So a UAS and a cloud walk into a juice bar...
The UAS says "I've got so much data I don't know where to store it all...Hey, you're a cloud, can you help me out?" And the cloud says "I'd love to but I'm just a cloud, what you need is a server".
But seriously folks... the growing ability for servers to store, analyze, and disseminate large amounts of different types of data will allow businesses looking to capitalize on data collected from UAS to effectively manage their data and provide fast, reliable solutions to their customers. Consumers of geospatial data are often not interested in performing manual analysis on the data in order to derive the information they need. They want accurate solutions delivered to them via simple-to-use interfaces that provide the answers they want without bogging them down with unnecessary steps or irrelevant information. This is where the analytics come in.

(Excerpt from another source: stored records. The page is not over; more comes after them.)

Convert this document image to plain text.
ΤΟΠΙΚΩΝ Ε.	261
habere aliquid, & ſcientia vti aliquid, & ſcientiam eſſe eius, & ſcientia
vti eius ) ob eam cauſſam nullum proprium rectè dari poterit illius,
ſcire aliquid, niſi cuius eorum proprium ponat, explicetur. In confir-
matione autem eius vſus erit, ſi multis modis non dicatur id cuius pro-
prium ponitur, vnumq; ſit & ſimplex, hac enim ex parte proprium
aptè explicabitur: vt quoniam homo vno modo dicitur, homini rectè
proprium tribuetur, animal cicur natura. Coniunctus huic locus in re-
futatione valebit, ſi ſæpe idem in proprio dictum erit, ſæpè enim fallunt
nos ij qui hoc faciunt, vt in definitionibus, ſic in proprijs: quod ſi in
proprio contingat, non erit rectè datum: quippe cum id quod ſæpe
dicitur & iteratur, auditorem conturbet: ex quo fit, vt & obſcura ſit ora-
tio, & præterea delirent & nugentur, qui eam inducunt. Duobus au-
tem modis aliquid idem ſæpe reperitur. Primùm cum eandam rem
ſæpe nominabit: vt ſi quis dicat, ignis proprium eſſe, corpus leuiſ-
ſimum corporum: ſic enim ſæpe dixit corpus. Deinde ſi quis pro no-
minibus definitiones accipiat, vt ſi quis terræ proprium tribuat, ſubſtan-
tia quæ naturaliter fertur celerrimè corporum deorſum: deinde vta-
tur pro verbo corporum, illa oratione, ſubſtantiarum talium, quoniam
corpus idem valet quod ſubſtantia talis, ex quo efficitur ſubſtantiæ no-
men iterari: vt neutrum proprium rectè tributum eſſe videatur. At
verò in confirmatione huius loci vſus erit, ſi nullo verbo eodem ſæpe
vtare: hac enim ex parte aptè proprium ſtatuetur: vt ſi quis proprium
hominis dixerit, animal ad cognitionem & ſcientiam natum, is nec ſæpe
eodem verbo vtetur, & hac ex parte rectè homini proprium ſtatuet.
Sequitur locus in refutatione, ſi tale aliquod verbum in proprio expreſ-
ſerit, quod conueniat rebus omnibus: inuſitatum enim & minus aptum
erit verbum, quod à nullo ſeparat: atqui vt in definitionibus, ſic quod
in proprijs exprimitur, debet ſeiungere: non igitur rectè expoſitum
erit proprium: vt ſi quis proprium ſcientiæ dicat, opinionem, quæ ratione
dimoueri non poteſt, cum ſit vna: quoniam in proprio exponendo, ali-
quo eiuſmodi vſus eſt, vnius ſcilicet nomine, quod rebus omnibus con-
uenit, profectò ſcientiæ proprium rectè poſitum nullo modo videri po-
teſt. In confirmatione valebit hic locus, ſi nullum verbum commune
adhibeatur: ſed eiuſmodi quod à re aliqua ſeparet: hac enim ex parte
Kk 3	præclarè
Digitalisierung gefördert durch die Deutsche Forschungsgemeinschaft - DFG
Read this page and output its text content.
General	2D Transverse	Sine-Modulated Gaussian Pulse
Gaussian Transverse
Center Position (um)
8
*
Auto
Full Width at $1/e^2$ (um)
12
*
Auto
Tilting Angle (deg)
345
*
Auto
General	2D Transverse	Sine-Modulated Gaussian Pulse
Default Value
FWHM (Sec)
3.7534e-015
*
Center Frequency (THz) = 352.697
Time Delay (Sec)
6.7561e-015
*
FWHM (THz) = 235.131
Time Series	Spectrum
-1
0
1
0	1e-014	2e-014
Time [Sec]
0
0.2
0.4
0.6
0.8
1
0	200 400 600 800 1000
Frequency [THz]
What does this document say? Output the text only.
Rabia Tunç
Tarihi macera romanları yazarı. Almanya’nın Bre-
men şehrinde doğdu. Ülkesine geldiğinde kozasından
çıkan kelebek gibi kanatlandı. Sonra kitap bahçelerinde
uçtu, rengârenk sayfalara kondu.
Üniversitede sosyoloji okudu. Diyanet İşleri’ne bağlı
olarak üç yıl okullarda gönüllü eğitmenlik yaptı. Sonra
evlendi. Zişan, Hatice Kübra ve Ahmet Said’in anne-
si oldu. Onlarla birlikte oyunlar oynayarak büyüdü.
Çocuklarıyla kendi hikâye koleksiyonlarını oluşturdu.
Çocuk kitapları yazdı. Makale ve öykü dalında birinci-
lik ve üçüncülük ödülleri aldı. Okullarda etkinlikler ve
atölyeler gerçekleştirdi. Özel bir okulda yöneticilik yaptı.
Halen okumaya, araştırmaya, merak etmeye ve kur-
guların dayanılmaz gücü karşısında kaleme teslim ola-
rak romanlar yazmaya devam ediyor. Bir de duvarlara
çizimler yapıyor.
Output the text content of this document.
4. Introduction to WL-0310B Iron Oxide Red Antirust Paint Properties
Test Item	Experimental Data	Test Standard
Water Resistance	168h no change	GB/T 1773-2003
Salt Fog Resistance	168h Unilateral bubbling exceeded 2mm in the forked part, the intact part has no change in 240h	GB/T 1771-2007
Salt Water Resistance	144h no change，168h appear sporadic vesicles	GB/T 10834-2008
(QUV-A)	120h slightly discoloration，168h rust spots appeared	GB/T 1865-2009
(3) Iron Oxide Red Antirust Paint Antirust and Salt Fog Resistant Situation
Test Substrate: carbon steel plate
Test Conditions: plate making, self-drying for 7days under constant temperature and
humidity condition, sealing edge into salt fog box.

So a UAS walks into a juice bar and says to the cloud behind the counter...
"I've got forty gigabytes of LiDAR data, eighteen multispectral and six hyperspectral images taken over the period of twenty-four months, and some historical rainfall and other weather related data over a specific set of agricultural fields. Can you help me understand how to better manage these fields to reduce my overall operating costs and increase my overall yield?" And the cloud says "What you need are some enterprise analytics, I'm just a cloud working at a juice bar".
But seriously folks... without the ability to host and disseminate different data types, as well as reliable algorithms to perform analysis on data and fuse the derived information into understandable solutions, much of the imagery and other geospatial assets captured by UAS will simply collect dust in a database and never see the light of day.